Wednesday, April 7, 2021

Short Take: Naturalizing Kafka

The per curiam decision of the Eleventh Circuit Court of Appeals was a glorious ten pages in length. It went downhill after that, as the court twisted itself into a knot that would make Harvey Silverglate weep. The case involved a Cuban emigre naturalized as a United States citizen in 2016. As pretty much any judge will tell you, it’s one of the few functions they perform that leave them with a feeling of joy, the recognition of a new American citizen. But then, to get to the day when they wave the flag, they first have to answer some questions.

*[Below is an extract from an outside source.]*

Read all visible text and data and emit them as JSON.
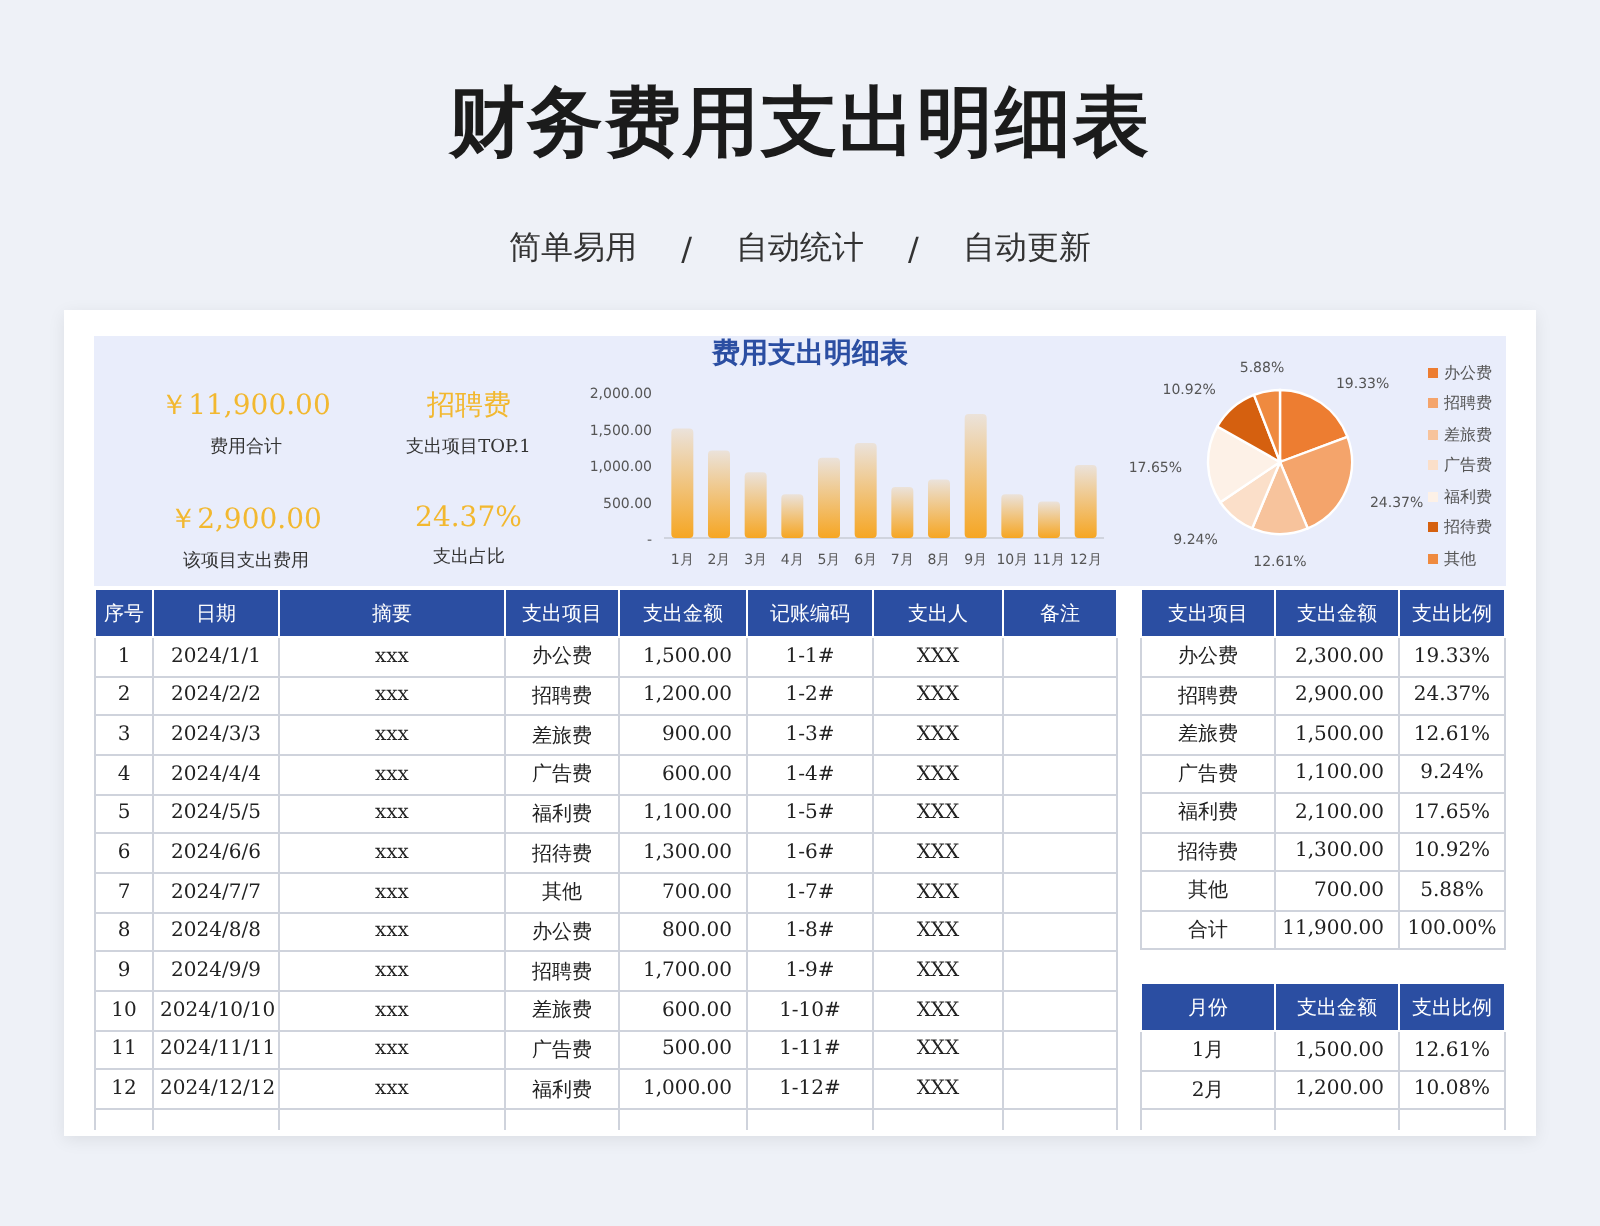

Izquierdo is a native of Cuba who became a lawful permanent resident of the United States and a naturalized citizen on 30 September 2016. As part of the naturalization process, Izquierdo completed an Immigration Form N-400, Application for Naturalization (“Application”). By signing the Application, Izquierdo certified under penalty of perjury that the information on the Application was true. In response to Part 11, Question 22 on the Application — “[h]ave you EVER committed, assisted in committing, or attempted to commit, a crime or offense for which you were NOT arrested?” — Izquierdo answered “No.” Izquierdo confirmed this answer two more times: during an August 2016 interview for naturalization, and on his Immigration Form N-455, Notice of Naturalization Oath Ceremony.

Have you? As Harvey made manifest in his seminal work of “Three Felonies A Day,” we are all criminals, even if we don’t know it or appreciate it. Anyone denying they’ve committed a crime isn’t innocent, but ignorant. There’s a law criminalizing pretty much everything, and it’s essentially impossible to exist without breaking one or more. Before lunch.

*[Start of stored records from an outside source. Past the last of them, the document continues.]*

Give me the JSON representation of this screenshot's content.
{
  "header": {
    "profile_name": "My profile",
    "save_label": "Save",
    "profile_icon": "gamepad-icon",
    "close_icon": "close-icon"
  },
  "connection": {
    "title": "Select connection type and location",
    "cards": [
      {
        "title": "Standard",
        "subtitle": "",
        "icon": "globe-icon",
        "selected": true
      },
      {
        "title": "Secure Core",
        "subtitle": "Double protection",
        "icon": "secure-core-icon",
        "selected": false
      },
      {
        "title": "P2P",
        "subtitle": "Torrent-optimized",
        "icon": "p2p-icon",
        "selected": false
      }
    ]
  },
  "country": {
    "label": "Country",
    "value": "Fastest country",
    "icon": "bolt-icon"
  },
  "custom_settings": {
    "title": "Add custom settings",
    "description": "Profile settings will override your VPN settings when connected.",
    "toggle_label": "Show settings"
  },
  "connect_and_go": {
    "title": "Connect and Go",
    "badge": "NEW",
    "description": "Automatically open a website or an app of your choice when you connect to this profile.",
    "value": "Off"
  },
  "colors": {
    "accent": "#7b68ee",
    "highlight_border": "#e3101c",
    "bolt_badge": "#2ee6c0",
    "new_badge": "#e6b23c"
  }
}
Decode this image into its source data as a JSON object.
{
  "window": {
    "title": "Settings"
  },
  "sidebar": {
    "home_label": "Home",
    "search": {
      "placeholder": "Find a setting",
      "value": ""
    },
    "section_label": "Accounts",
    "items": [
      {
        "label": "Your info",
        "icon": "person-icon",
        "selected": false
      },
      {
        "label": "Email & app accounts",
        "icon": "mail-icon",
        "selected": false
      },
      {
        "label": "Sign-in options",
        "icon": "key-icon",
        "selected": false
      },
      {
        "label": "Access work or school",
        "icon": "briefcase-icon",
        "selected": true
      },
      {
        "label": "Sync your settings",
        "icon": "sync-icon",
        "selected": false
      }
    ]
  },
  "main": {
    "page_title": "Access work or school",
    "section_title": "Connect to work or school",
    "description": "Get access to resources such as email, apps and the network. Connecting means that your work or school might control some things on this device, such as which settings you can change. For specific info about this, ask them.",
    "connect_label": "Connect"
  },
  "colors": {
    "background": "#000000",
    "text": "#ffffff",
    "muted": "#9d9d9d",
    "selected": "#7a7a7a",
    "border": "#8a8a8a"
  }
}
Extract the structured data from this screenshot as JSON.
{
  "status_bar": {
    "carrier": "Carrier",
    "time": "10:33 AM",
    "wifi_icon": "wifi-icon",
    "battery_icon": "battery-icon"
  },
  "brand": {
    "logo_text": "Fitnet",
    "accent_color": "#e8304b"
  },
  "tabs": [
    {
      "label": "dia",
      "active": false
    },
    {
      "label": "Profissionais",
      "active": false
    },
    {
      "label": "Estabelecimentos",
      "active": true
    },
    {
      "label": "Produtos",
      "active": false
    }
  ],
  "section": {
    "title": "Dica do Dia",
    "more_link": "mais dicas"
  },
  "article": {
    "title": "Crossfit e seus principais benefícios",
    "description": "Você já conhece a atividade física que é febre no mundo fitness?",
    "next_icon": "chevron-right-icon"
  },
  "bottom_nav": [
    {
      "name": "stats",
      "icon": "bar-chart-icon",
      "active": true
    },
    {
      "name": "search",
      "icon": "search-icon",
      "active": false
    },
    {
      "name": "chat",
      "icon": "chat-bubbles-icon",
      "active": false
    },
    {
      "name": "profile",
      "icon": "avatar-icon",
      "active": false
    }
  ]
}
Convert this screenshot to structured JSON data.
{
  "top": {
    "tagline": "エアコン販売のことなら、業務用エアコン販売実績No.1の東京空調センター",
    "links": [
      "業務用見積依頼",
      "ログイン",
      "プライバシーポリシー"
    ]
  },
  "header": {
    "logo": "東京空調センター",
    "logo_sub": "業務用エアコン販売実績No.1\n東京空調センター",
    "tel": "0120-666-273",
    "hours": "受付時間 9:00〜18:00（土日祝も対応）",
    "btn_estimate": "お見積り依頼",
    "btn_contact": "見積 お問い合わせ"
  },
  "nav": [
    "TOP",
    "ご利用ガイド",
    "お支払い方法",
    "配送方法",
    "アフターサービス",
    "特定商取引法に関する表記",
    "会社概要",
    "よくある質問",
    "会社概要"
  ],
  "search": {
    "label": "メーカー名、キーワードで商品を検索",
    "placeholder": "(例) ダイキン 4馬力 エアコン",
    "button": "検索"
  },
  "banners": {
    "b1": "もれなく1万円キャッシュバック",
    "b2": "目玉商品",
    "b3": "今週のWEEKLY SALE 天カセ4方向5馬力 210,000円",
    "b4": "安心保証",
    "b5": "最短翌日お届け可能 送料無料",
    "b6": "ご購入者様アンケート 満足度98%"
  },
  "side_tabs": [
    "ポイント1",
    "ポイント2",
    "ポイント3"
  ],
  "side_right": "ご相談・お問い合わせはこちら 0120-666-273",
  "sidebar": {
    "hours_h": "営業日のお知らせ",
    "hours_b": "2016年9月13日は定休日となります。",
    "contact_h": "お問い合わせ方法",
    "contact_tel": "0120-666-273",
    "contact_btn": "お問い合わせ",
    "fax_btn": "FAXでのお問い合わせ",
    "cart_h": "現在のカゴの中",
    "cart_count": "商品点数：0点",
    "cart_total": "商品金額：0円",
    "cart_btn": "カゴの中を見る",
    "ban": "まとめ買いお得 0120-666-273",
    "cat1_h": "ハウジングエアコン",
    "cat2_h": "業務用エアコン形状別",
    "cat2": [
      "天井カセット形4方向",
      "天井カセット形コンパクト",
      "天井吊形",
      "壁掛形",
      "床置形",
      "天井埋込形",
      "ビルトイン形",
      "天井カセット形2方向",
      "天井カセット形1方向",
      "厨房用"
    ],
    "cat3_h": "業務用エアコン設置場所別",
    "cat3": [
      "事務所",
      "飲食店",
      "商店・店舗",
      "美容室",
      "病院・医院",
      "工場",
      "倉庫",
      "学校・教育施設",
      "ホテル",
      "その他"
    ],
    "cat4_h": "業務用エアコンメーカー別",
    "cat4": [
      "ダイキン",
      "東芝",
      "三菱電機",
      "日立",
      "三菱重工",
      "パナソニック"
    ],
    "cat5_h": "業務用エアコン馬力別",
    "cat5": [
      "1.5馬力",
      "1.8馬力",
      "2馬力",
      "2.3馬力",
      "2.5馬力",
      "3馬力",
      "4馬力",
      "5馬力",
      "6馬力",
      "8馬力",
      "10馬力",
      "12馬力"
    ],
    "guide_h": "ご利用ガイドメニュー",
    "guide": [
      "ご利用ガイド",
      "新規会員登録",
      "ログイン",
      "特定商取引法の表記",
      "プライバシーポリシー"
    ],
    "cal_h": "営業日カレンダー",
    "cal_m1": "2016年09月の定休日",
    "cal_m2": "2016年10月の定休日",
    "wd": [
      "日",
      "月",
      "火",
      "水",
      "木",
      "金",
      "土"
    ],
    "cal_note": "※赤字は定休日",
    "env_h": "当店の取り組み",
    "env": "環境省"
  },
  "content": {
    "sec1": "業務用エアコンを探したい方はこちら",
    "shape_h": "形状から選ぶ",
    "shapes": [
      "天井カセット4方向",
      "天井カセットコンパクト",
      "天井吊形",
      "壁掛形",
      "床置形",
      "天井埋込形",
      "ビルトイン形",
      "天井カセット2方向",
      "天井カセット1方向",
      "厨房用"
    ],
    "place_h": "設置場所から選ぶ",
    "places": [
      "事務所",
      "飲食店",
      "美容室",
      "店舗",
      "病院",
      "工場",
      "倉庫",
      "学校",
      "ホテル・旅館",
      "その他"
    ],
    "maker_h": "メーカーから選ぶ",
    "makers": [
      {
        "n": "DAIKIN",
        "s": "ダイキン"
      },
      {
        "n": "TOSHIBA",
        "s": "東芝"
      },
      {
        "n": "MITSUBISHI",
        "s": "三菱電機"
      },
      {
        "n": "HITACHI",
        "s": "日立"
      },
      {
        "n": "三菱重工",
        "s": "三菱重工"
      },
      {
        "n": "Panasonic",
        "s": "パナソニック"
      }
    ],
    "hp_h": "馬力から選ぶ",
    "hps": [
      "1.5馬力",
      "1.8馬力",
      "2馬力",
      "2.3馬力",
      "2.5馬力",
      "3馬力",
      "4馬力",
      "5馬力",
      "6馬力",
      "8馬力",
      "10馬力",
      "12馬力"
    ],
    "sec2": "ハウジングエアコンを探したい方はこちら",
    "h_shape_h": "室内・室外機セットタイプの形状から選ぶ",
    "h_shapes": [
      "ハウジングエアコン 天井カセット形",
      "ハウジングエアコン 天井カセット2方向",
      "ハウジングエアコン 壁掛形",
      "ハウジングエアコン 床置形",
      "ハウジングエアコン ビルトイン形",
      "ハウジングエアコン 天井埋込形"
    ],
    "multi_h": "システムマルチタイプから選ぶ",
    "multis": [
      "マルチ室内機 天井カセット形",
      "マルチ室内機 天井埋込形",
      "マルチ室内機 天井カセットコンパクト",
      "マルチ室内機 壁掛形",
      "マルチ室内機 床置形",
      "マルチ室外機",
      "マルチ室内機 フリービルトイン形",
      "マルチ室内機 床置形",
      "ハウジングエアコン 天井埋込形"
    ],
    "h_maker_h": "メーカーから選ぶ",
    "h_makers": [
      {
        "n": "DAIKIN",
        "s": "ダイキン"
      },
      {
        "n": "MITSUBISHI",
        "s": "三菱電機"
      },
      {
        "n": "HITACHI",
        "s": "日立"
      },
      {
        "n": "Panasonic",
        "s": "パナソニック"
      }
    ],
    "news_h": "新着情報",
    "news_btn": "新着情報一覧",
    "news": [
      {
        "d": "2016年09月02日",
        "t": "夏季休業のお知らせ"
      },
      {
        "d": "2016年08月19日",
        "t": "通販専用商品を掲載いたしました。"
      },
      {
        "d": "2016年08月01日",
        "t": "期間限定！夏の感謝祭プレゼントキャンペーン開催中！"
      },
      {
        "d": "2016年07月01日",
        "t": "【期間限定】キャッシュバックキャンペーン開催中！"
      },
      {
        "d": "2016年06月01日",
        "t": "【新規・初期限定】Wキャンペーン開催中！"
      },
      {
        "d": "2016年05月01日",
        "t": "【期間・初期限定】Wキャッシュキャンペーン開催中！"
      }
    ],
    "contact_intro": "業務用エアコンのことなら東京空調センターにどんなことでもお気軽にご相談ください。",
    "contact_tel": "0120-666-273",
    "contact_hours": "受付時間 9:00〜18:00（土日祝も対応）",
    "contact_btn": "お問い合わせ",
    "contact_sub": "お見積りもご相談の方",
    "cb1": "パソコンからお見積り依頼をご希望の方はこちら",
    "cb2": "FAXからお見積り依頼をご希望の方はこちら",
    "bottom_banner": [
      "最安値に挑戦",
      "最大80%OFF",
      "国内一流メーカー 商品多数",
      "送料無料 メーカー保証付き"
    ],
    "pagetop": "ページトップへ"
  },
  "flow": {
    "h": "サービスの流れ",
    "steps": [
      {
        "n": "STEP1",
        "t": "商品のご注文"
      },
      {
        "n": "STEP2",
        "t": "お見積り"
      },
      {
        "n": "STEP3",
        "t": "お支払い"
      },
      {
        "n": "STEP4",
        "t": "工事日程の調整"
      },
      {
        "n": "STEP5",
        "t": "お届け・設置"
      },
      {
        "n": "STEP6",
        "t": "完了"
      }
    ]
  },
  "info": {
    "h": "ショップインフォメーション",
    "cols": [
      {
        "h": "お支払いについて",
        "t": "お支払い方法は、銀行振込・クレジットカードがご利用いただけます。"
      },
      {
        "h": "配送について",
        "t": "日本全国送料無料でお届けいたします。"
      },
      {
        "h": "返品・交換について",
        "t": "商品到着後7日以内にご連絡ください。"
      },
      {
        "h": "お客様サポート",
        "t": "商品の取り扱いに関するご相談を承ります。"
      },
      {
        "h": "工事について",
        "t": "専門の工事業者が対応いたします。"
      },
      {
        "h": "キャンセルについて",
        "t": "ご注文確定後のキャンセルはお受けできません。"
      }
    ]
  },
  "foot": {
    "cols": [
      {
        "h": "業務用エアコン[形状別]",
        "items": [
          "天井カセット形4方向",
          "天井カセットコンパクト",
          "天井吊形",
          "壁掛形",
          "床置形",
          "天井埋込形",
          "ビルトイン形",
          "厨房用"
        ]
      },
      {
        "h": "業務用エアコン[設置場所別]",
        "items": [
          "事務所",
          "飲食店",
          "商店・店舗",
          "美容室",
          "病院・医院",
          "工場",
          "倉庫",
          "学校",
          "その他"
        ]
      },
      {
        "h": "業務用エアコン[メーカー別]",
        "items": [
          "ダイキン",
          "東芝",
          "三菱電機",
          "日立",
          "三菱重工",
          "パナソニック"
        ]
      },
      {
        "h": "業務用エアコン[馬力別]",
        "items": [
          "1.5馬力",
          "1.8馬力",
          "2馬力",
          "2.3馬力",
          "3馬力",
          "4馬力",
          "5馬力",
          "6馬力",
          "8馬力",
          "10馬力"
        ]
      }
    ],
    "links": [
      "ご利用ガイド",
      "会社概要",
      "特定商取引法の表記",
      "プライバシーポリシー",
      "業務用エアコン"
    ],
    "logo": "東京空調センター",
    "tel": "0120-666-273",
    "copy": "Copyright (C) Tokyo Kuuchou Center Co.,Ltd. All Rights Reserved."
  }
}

The question is what’s delightfully known as a “Kafka Trap,” where you’re wrong no matter what answer you give. Of course, only one is going to get you citizenship, and so that’s the one any rational person would give, and most of the time, that’s the end of it. For Rafael Izquierdo, however, it came back to bite him in the butt.

In 2017, Izquierdo was convicted after pleading guilty to conspiracy to commit wire fraud: a conspiracy that was ongoing between January 2014 and January 2017.

Given the dates of the wire fraud conspiracy — and contrary to Izquierdo’s responses during his naturalization proceedings in 2016 — Izquierdo had committed and was continuing to commit crimes and offenses for which he had not been arrested. Based on Izquierdo’s false representations under oath during the naturalization process, Izquierdo was charged with unlawful procurement of naturalization and citizenship, in violation of 18 U.S.C. § 1425(a).

This isn’t to say that Izquierdo deserved to go down on wire fraud or not. People cop a plea for a variety of reasons, whether for the inability to defend, the risk of going to trial or because they’re guilty and got nailed for it. But since the conspiracy was alleged to have run from 2014 to 2017, and covered the time at which he applied for naturalization and answered the trick question, his answer was, by definition, false and he “procured” naturalization by making a false representation under oath that he was not an unarrested criminal.

The lawyer characterization of Izquierdo’s answer on his naturalization question is what we call the “exculpatory no,” meaning that when someone asks “are you a criminal,” what the hell else do they expect you to say? “Yeah, you got me with that good question. I’m a bad dude.” The natural response to such a question by anyone who isn’t completely nuts is to deny being an as yet undiscovered criminal. Who would say otherwise?

The issue is not, as the 11th Circuit spun it, whether his engaging in a conspiracy was material to the determination to grant citizenship. Of course it was. The issue is that the question is a post hoc trap, to explode not when it’s stepped on but when a subsequent guilty plea is taken.

Izquierdo argues that he was not adequately informed of the collateral consequences of his plea, as if he would have gone to trial rather than copped out had he known he would lose his citizenship. This is always a curious argument, given that the consequences of losing after trial usually involve a decade or so of one’s life, which invariably matters more at that moment than immigration status. Would he have refused to take the plea had he known he would lose his citizenship? So he argued. We hear that a lot, but always after the fact. When we have that unpleasant conversation about what the next couple decades of life are likely to look like, immigration status after release is never the primary concern.

Still, the rationale is about as circular as possible. Our old pal, the logical fallacy post hoc ergo propter hoc comes to mind, Was Izquierdo’s answer to the question false, or was it turned into a material lie because he pleaded guilty years later, reinventing history and intent by a future act converting an earlier act into a false material representation that cost him citizenship?

Before you answer, remember that nobody can honestly answer the question. Izquierdo just had the misfortune of getting caught. Don’t be too holier than thou.